Many factors could influence those statistics. Americans have a higher rate of obesity than people in many other countries, and the 46 million who have no health insurance often delay health care until they have life-threatening conditions. Still, Dr. Joel Bender, global medical director for GM, summarizes the U.S. health care crisis this way:

Americans are sicker. When they get sick, they demand more medical care. And when they receive more medical care, they pay more for those services.

"There is a sense of frustration on my part," Bender said.

Cost differential is huge

That frustration is understandable when GM looks at its sprawling Oshawa facility, which builds Impalas, Grand Prix, Monte Carlos and Buick LaCrosses in one building and Silverado and Sierra pickups in another. More than 800,000 vehicles were built in Oshawa last year, with most shipped to the United States for sale.

Those vehicles, often parked on the same dealer lot as identical vehicles produced in U.S. plants, have one notable difference: Each vehicle assembled in the United States cost GM $1,525 for health care; those made in Canada cost GM $197.

The higher salaries of Canadian autoworkers offset much of the health care savings for the company, said Jim Cameron, labor relations director for GM Canada. But at the cash-strapped automaker, such a huge health care cost differential is hard to ignore. The difference is primarily a result of Canada's national health care system, in which most medical bills are paid by the government. Most countries have similar systems.

GM pays only for supplemental insurance covering dentistry and prescription medicine for those under 65.

Individuals and companies in Canada indirectly pay for care through taxes. GM pays 1.95 percent of its payroll in Ontario for the government health care system.

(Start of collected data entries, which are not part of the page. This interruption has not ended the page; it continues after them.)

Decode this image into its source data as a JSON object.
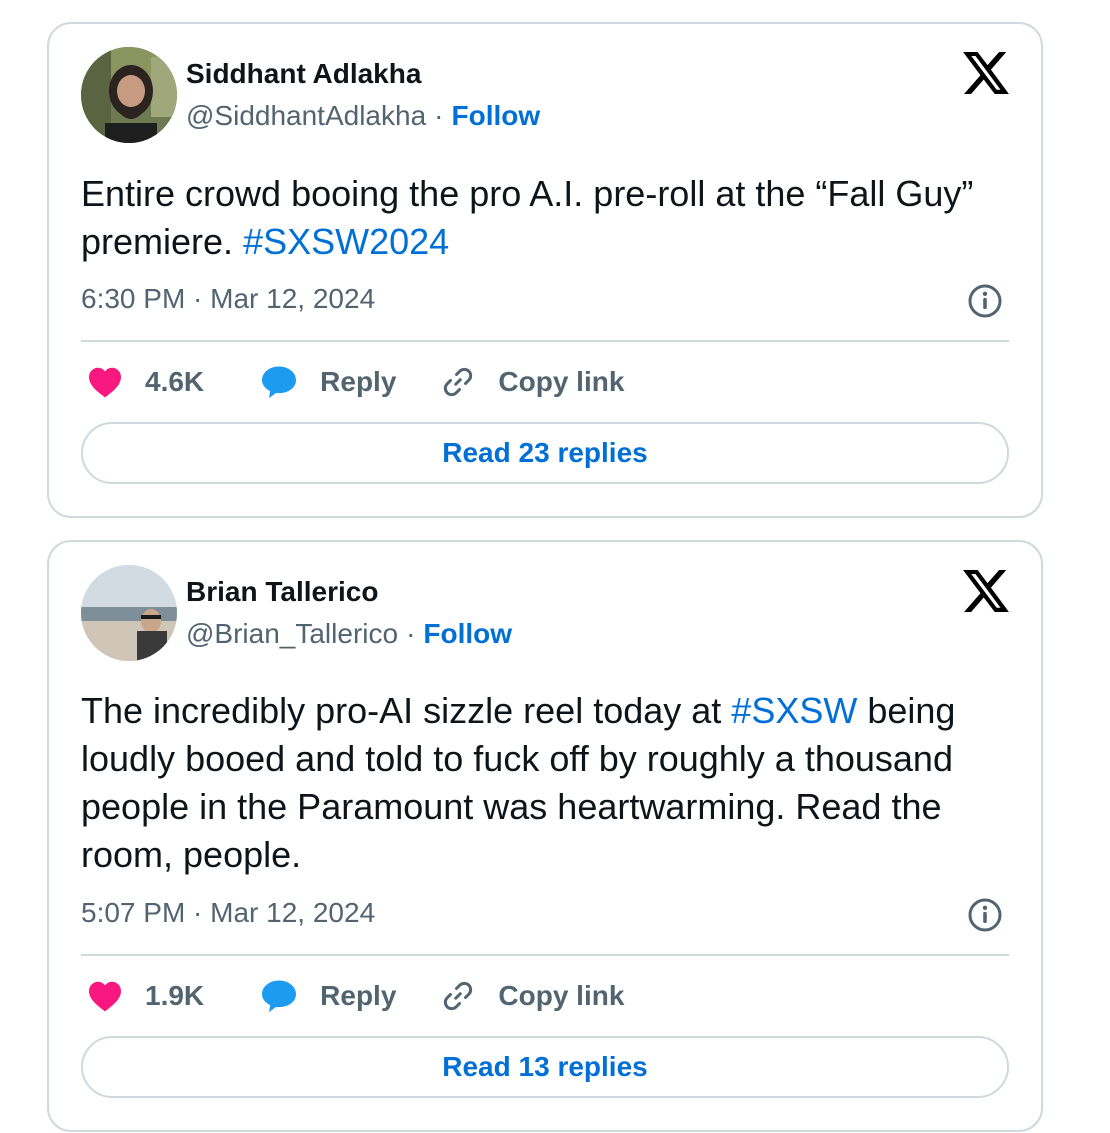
{
  "tweets": [
    {
      "author_name": "Siddhant Adlakha",
      "handle": "@SiddhantAdlakha",
      "separator": "·",
      "follow_label": "Follow",
      "text_plain": "Entire crowd booing the pro A.I. pre-roll at the “Fall Guy” premiere. ",
      "hashtag": "#SXSW2024",
      "timestamp": "6:30 PM · Mar 12, 2024",
      "likes": "4.6K",
      "reply_label": "Reply",
      "copy_link_label": "Copy link",
      "read_replies_label": "Read 23 replies",
      "avatar_icon": "avatar-bearded-man-photo"
    },
    {
      "author_name": "Brian Tallerico",
      "handle": "@Brian_Tallerico",
      "separator": "·",
      "follow_label": "Follow",
      "text_before": "The incredibly pro-AI sizzle reel today at ",
      "hashtag": "#SXSW",
      "text_after": " being loudly booed and told to fuck off by roughly a thousand people in the Paramount was heartwarming. Read the room, people.",
      "timestamp": "5:07 PM · Mar 12, 2024",
      "likes": "1.9K",
      "reply_label": "Reply",
      "copy_link_label": "Copy link",
      "read_replies_label": "Read 13 replies",
      "avatar_icon": "avatar-beach-photo"
    }
  ],
  "colors": {
    "text": "#0f1419",
    "secondary": "#536471",
    "link": "#006fd6",
    "border": "#cfd9de",
    "heart": "#f91880",
    "reply_bubble": "#1d9bf0"
  }
}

What's often overlooked is that GM also pays a health care tax in the United States -- 1.45 percent of payroll for Medicare. When taxes in both countries are added to GM's health care tab, Canada is still significantly cheaper.

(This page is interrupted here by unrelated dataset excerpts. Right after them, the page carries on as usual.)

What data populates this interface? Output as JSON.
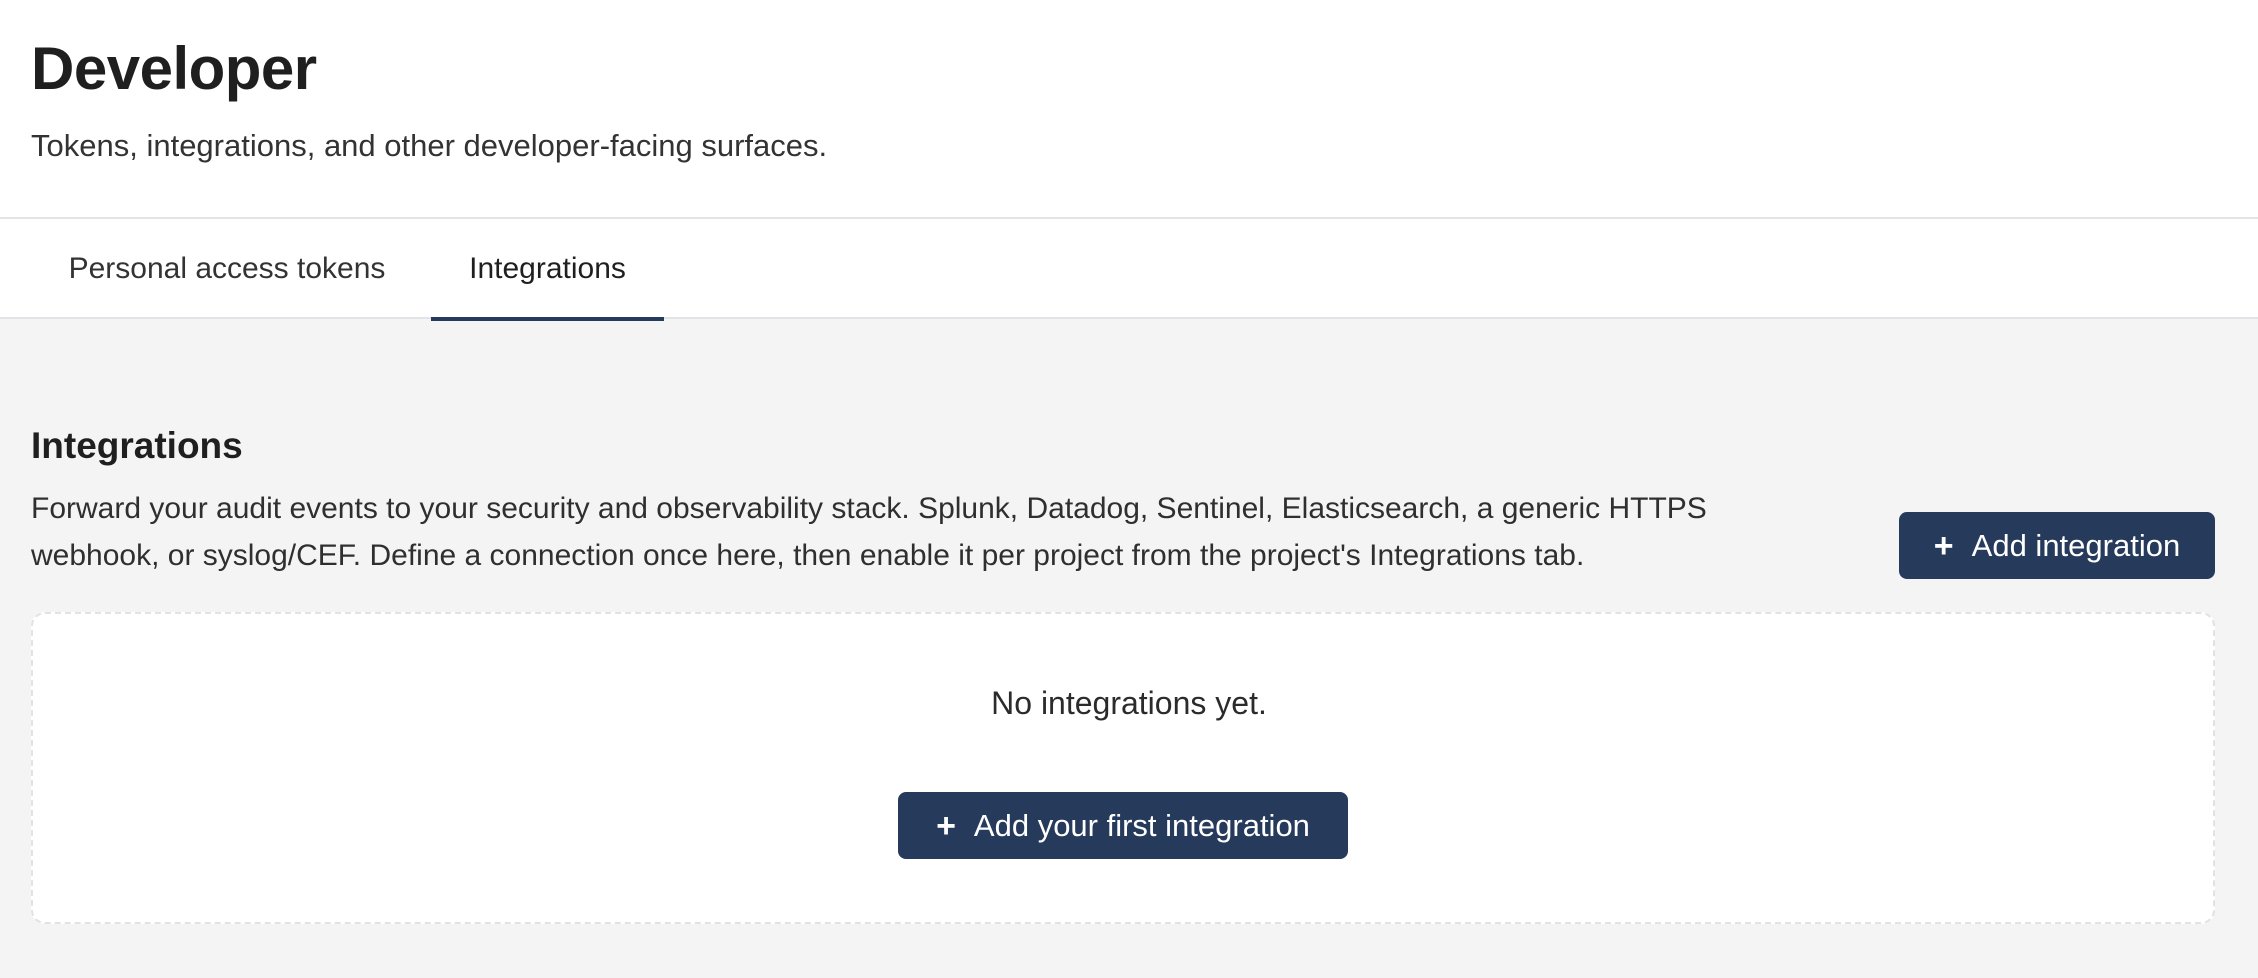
{
  "header": {
    "title": "Developer",
    "subtitle": "Tokens, integrations, and other developer-facing surfaces."
  },
  "tabs": [
    {
      "label": "Personal access tokens",
      "active": false
    },
    {
      "label": "Integrations",
      "active": true
    }
  ],
  "section": {
    "title": "Integrations",
    "description": "Forward your audit events to your security and observability stack. Splunk, Datadog, Sentinel, Elasticsearch, a generic HTTPS webhook, or syslog/CEF. Define a connection once here, then enable it per project from the project's Integrations tab.",
    "add_button_label": "Add integration",
    "add_button_icon": "plus-icon"
  },
  "empty_state": {
    "message": "No integrations yet.",
    "button_label": "Add your first integration",
    "button_icon": "plus-icon"
  },
  "colors": {
    "primary": "#263a5c",
    "background": "#f4f4f4",
    "surface": "#ffffff"
  }
}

Critics of the Canadian system point to waiting lists for elective surgeries. In 2000, the average waiting time for a hip replacement was 112 days; knee replacement, 136 days; and cataract surgery, 80 days.

"If I told someone it will take two months to see a surgeon about your hernia and after that it may take eight months to have the surgery because it's not life-threatening, they'd be upset," said Langston of the AMA. "The distribution of new technology and drugs takes longer in Canada."

In August, GM chose Oshawa and its workers with lower health care costs to build its new Camaro over endangered assembly plants in the United States.

The automaker said only that Oshawa was the best fit to produce the Camaro.

On the Oshawa assembly line, Mercieca thinks he knows why the decision was made. "Health care is cheaper here," he said. "It works for me."